Combat found them soon enough. The misty hallways opened up to a room—tall, elegant, but decayed, as the rest of the Labyrinth—and the three warriors entered, leaving Aylin, Granite, and Gritzn to spectate from the entrance.

The heralding announcement to the fight was a bestial roar. The following encounter was a blur to Aylin’s eyes. An enormous nine-foot minotaur burst forward, seemingly from nowhere, charging with a battle-axe larger than her entire body raised above his head. One moment the beast was across the room, and the next, he’d arrived on the group of three classed goblins.

But the warriors moved with the same speed. Banr’s shield was raised above his head before Aylin even fully recognized that the fight had started. Not just that, but Vex, the ranger, had dashed away, and not one, but three black arrows had already sprouted from the minotaur’s neck, leg, and stomach before she recognized what was happening. The beast didn’t seem perturbed by the attacks, not slowing in the slightest. Its weapon crashed downward, searing like a meteor to the earth.

Axe collided with shield, and a deafening clang burst through the room. Banr held. The stonebrick beneath him splintered for meters in each direction, and Aylin gaped at the power behind the strike—and how stalwartly the goblin warrior had held against it.

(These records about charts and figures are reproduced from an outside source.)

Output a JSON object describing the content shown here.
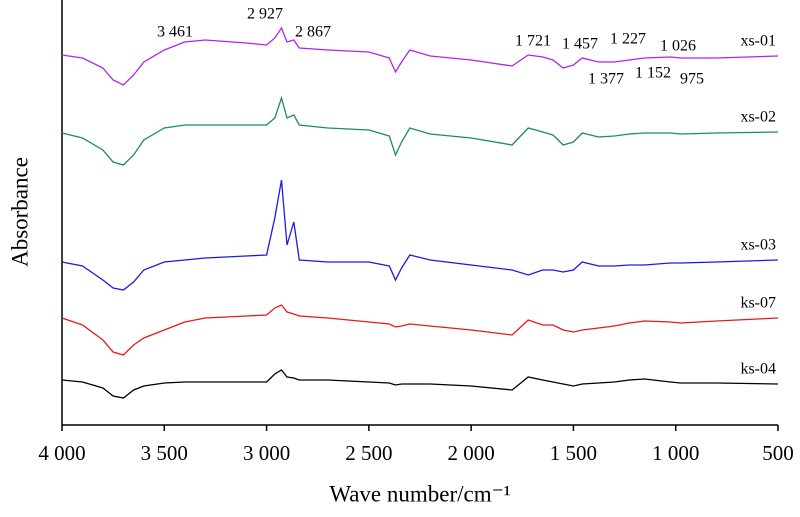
{
  "chart_data": {
    "type": "line",
    "xlabel": "Wave number/cm⁻¹",
    "ylabel": "Absorbance",
    "xlim": [
      4000,
      500
    ],
    "ylim": [
      0,
      420
    ],
    "xticks": [
      {
        "value": 4000,
        "label": "4 000"
      },
      {
        "value": 3500,
        "label": "3 500"
      },
      {
        "value": 3000,
        "label": "3 000"
      },
      {
        "value": 2500,
        "label": "2 500"
      },
      {
        "value": 2000,
        "label": "2 000"
      },
      {
        "value": 1500,
        "label": "1 500"
      },
      {
        "value": 1000,
        "label": "1 000"
      },
      500
    ],
    "annotations": [
      "3 461",
      "2 927",
      "2 867",
      "1 721",
      "1 457",
      "1 227",
      "1 026",
      "1 377",
      "1 152",
      "975"
    ],
    "x": [
      4000,
      3900,
      3800,
      3750,
      3700,
      3650,
      3600,
      3500,
      3400,
      3300,
      3100,
      3000,
      2960,
      2927,
      2900,
      2867,
      2840,
      2700,
      2500,
      2400,
      2370,
      2340,
      2300,
      2200,
      2000,
      1800,
      1721,
      1650,
      1600,
      1550,
      1500,
      1457,
      1377,
      1300,
      1227,
      1152,
      1026,
      975,
      800,
      500
    ],
    "series": [
      {
        "name": "xs-01",
        "color": "#b026e6",
        "values": [
          370,
          367,
          357,
          345,
          340,
          350,
          363,
          375,
          383,
          385,
          382,
          380,
          387,
          397,
          383,
          385,
          377,
          375,
          373,
          367,
          353,
          363,
          375,
          369,
          365,
          359,
          370,
          368,
          365,
          357,
          360,
          367,
          363,
          363,
          365,
          367,
          368,
          367,
          367,
          369
        ]
      },
      {
        "name": "xs-02",
        "color": "#1a8f5a",
        "values": [
          292,
          287,
          275,
          263,
          260,
          270,
          285,
          297,
          300,
          300,
          300,
          300,
          307,
          327,
          307,
          310,
          300,
          297,
          295,
          289,
          270,
          283,
          297,
          291,
          287,
          280,
          297,
          293,
          290,
          280,
          283,
          292,
          288,
          289,
          291,
          292,
          292,
          291,
          292,
          293
        ]
      },
      {
        "name": "xs-03",
        "color": "#1a1ae6",
        "values": [
          163,
          159,
          145,
          137,
          135,
          143,
          155,
          163,
          165,
          167,
          169,
          170,
          207,
          245,
          180,
          203,
          165,
          163,
          163,
          159,
          145,
          157,
          170,
          165,
          160,
          155,
          150,
          155,
          155,
          153,
          155,
          163,
          159,
          159,
          160,
          160,
          162,
          162,
          163,
          165
        ]
      },
      {
        "name": "ks-07",
        "color": "#e61a1a",
        "values": [
          107,
          100,
          85,
          73,
          70,
          80,
          87,
          95,
          103,
          107,
          109,
          110,
          117,
          120,
          113,
          111,
          109,
          107,
          103,
          101,
          98,
          99,
          101,
          99,
          95,
          90,
          105,
          100,
          100,
          95,
          93,
          95,
          97,
          99,
          102,
          104,
          103,
          102,
          104,
          107
        ]
      },
      {
        "name": "ks-04",
        "color": "#000000",
        "values": [
          45,
          43,
          37,
          29,
          27,
          35,
          39,
          42,
          43,
          43,
          43,
          43,
          51,
          55,
          48,
          47,
          45,
          45,
          43,
          42,
          40,
          41,
          41,
          41,
          39,
          35,
          48,
          45,
          43,
          41,
          39,
          41,
          42,
          43,
          45,
          46,
          43,
          42,
          42,
          41
        ]
      }
    ]
  }
}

The resulting brawl, Aylin simply wasn’t capable of understanding, much less tracking. These were some of the strongest warriors in the Bonecracker Tribe, which meant some of the strongest classed in a hundred miles. A level two like Aylin couldn’t hold a candle to them. They moved faster than a blur, even Banr, the strength-focused class, and the fight was indecipherable to her comparatively mundane senses. She’d grown massively in strength and speed since gaining a class, but the gap between her and them was still far larger than, say, she and a normal person. Or even Granite and a normal person.

Daggers flashed, arrows flew, and the minotaur rampaged, tearing up the room. They kept the creature away from the entrance doorway, which Aylin, Granite, and Gritzn spectated from. Well, mostly Aylin, who was the curious one. Gritzn was more than happy to stay further into safety.

It took only moments for the fight to end, operating at the speed of high-level classed—at least by Aylin’s inferior senses. Soon, the minotaur had been felled, and with not a single of the three classed seemingly bothered. A sheen of sweat was the only indicator they’d dispatched a monster that could rampage through a city. That minotaur would have wiped out Aylin’s entire clan, and all of its strongest warriors, without much effort.

Two emotions warred inside her. First, she was humbled. Seeing upper-level classed at work had been even more incredible than she’d expected. Second, and more dominantly, she found herself excited. That was her future.

No, that was her beginning. Aylin had no doubt that Lady Sable expected far more from her minions than a simple level fifteen. Though level fifteen was staggering from her own perspective, she knew it wasn’t outstanding for the world at large, only the relatively weak goblin lands of her home forest and even the Red Plains. If those devastating attacks were what a level fifteen could bring to bear, what could a level twenty five? Thirty? Fifty?

Assuming Aylin didn’t lose her place in Lady Sable’s service, or die in her efforts for advancement, then she would be finding out first-hand. The idea had her blood thrumming.

For now, she was weak. But seeing her betters at work only invigorated her to close that gap. She would wield power like that—far beyond it, even—some day. She swore it to herself.